Day 45 of 84 – Major Time, Minor Things

Jim Rohn, before he passed away, ran these seminars where he would talk about the habits of the wealthy. One of this concepts was to talk about time management. He would frequently refer to this concept of “do not major in minor things.”

Effectively what he was referring to was that many of us spend a majority (major) of our time doing minor things, or things that do not really move us toward our goal. The example he would always use is the salesperson. A sales person is easily victim to this challenge. They find themselves spending all their time doing things like building lists, thinking about prospects, creating plans and books on prospects, driving to see the prospect, evaluating how things went with the prospect, answering messages from anyone other then the prospect. All of these things are minor, they do not significantly get a sales person toward their goal. They maybe necessary, but they are indeed minor.

The major thing for a sales person to consider is time in the presence of the prospect. That is major time. The more time you spend doing major things like that, the more money you will make. Simple. Spend Major Time on the Major Thing. If you are a salesperson and you look back at your week and you discover that you spent very little time doing the major thing – then it is time to reevaluate!

This of course applies to any career, any profession, any goal or plan. Every ambition has a major thing, perhaps two. There is always a core activity which is the most important. Think of a sport like soccer, football, or rugby. All of them have the identical major ambition. Advancing the ball toward the goal. The more time you spend advancing the ball, the greater likelihood you win.

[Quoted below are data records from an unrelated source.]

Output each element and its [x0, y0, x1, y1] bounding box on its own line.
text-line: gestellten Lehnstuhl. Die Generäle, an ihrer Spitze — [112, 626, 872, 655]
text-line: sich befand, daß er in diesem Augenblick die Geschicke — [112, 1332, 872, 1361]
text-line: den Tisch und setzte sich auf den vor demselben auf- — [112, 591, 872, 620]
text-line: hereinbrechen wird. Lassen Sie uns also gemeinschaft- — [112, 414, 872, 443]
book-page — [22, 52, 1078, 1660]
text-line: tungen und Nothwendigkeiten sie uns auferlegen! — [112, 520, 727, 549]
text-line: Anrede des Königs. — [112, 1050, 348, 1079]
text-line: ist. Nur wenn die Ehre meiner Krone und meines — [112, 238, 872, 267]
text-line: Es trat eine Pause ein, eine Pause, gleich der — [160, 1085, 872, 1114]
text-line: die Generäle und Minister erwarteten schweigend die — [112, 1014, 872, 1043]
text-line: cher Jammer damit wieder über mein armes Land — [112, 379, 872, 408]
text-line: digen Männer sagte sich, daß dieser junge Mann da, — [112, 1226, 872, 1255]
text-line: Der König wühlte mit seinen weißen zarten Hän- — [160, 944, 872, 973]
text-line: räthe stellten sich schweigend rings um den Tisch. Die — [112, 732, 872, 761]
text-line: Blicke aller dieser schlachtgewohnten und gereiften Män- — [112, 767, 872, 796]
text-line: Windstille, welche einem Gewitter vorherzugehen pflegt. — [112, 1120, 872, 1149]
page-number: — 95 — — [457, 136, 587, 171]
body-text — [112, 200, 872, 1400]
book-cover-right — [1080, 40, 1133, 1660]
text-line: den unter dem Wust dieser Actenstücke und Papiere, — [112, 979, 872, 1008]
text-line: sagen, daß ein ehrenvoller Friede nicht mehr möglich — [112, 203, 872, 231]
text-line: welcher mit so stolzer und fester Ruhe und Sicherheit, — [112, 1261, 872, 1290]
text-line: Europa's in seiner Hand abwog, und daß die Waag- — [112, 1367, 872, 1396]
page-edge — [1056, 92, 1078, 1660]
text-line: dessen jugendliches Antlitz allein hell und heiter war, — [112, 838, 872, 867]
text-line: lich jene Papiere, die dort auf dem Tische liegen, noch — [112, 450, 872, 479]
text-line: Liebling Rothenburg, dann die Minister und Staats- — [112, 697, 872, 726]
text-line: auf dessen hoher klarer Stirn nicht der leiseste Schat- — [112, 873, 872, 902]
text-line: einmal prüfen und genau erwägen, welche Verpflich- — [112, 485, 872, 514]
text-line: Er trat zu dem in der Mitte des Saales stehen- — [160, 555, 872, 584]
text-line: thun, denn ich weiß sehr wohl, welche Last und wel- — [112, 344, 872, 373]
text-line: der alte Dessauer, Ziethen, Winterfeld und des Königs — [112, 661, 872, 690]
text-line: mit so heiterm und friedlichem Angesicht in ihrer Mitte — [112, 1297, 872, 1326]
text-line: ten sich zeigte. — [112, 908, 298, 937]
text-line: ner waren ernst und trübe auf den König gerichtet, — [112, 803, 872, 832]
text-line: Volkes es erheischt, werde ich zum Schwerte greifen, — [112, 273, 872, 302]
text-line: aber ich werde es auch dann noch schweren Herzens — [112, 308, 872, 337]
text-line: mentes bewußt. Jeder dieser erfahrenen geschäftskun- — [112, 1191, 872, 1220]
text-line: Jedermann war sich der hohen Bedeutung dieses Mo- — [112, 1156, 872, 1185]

Now sure, any coach will tell you there there are many minor things to worry about along the way, but if a team forgets the major thing – they just will never win.

Neither will you if you do not focus on the major. You day, your week should be filled with the major activity. Everything else should be secondary. If you do not have time to get to everything, the the things that should suffer are the minor things and not the major one. This by the way is the definition of maturity. Your ability to see what the most important thing is for you to do, rather then trying to do everything and failing anyway.

This is what separates success from failure. The ability to identify good goals, but then and more importantly, having the maturity to focus your time on the major activity. Do not fall into the trap of putting your major time in minor things. It is OK if you fail to get to the minor things today, no one is going to care anyway. However, people notice when you do not get to the major things – because that is what causes you to fail.